Des effets sur les études et le travail
Repousser sans cesse les tâches finit par nuire à l’apprentissage et à la productivité.
Les étudiants qui procrastinent ont tendance à accumuler du retard, à produire un travail de moindre qualité et à éprouver plus de difficultés à respecter les échéances (Jayalakshmi et al., 2024 ; Khan, 2025).
Lorsque la procrastination devient une habitude qui dure dans le temps, elle peut peser lourd sur différentes sphères de la vie.
Dans l’étude de Khan (2025), environ 70 % des participants rapportent que la procrastination affecte directement leur travail ou leurs études, par exemple, avec des retards, une baisse de qualité des rendus ou une charge de stress accrue. De plus, 55,1 % disent ressentir un impact concret dans leur vie personnelle, que ce soit dans les relations, les responsabilités familiales ou les projets personnels (Khan, 2025). L’étude rapporte que plus de 65 % des participants disent souffrir de problèmes de sommeil ou de stress en rapport avec leur procrastination (Khan, 2025).
Ces témoignages montrent que la procrastination ne se limite pas à des retards de tâches : elle peut aussi provoquer de la fatigue, des tensions mentales et bouleverser l’équilibre de la vie quotidienne.

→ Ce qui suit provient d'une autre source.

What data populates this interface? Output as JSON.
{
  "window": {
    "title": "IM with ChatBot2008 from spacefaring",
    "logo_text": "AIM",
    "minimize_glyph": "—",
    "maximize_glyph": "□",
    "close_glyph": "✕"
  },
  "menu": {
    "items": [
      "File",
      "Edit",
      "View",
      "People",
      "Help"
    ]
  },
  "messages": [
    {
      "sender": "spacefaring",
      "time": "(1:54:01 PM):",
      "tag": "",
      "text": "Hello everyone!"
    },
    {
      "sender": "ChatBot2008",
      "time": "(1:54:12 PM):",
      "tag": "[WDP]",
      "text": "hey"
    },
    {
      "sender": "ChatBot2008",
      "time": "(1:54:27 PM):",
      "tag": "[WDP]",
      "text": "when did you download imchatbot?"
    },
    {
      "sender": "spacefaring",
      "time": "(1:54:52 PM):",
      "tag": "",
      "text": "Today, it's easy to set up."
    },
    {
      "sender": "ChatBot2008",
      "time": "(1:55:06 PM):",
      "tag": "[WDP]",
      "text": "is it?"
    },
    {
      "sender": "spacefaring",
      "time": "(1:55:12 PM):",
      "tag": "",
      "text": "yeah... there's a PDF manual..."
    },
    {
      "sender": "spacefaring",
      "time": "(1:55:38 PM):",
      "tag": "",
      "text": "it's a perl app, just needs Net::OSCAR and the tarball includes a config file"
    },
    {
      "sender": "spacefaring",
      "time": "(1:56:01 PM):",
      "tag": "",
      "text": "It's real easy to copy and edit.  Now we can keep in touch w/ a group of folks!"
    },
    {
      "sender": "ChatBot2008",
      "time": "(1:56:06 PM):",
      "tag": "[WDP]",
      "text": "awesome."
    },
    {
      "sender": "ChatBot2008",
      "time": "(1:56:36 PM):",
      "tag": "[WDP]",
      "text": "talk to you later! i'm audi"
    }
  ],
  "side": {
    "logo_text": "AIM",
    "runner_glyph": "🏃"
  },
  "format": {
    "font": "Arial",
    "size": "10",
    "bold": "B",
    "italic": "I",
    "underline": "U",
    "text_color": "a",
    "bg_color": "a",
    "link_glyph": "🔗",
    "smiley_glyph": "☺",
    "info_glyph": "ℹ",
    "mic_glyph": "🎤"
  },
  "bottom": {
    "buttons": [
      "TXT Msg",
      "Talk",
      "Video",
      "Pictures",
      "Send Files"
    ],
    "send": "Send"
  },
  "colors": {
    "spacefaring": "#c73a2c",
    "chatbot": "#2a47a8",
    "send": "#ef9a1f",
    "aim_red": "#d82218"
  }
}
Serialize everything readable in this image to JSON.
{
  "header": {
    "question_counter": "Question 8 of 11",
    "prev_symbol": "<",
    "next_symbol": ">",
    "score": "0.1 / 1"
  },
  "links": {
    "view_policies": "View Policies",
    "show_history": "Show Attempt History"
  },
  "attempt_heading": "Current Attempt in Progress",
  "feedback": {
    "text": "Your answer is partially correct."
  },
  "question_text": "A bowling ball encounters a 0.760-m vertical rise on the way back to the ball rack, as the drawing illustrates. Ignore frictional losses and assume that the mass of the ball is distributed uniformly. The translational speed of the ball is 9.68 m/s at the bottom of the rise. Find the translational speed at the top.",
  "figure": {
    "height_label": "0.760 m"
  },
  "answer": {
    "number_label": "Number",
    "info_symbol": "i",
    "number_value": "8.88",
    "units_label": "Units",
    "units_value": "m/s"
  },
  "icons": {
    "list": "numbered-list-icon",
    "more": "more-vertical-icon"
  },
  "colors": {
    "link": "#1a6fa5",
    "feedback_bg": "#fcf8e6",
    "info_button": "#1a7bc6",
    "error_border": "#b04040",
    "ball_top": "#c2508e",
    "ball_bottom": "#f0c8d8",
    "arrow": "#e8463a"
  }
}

Dans le milieu des technologies, chez les développeurs, la procrastination est souvent liée à un stress accru, à une productivité moindre et à des difficultés de concentration (Saghi, 2025).
Des conséquences sur la santé et le bien-être
Les retards répétés et la pression qui en découle augmentent le stress et perturbent le sommeil.
Plus de 65 % des étudiants déclarent ressentir des effets sur leur santé physique et mentale, comme des troubles du sommeil ou une fatigue persistante (Khan, 2025).
La surcharge de travail pousse aussi certains à rogner sur leur temps de repos, notamment en se couchant plus tard pour rattraper le temps perdu — un phénomène bien documenté dans la « procrastination du sommeil« (Zhuo, 2024). Au fil du temps, cette dérégulation du rythme de vie peut réduire le plaisir lié aux loisirs et renforcer l’épuisement (Zhuo, 2024).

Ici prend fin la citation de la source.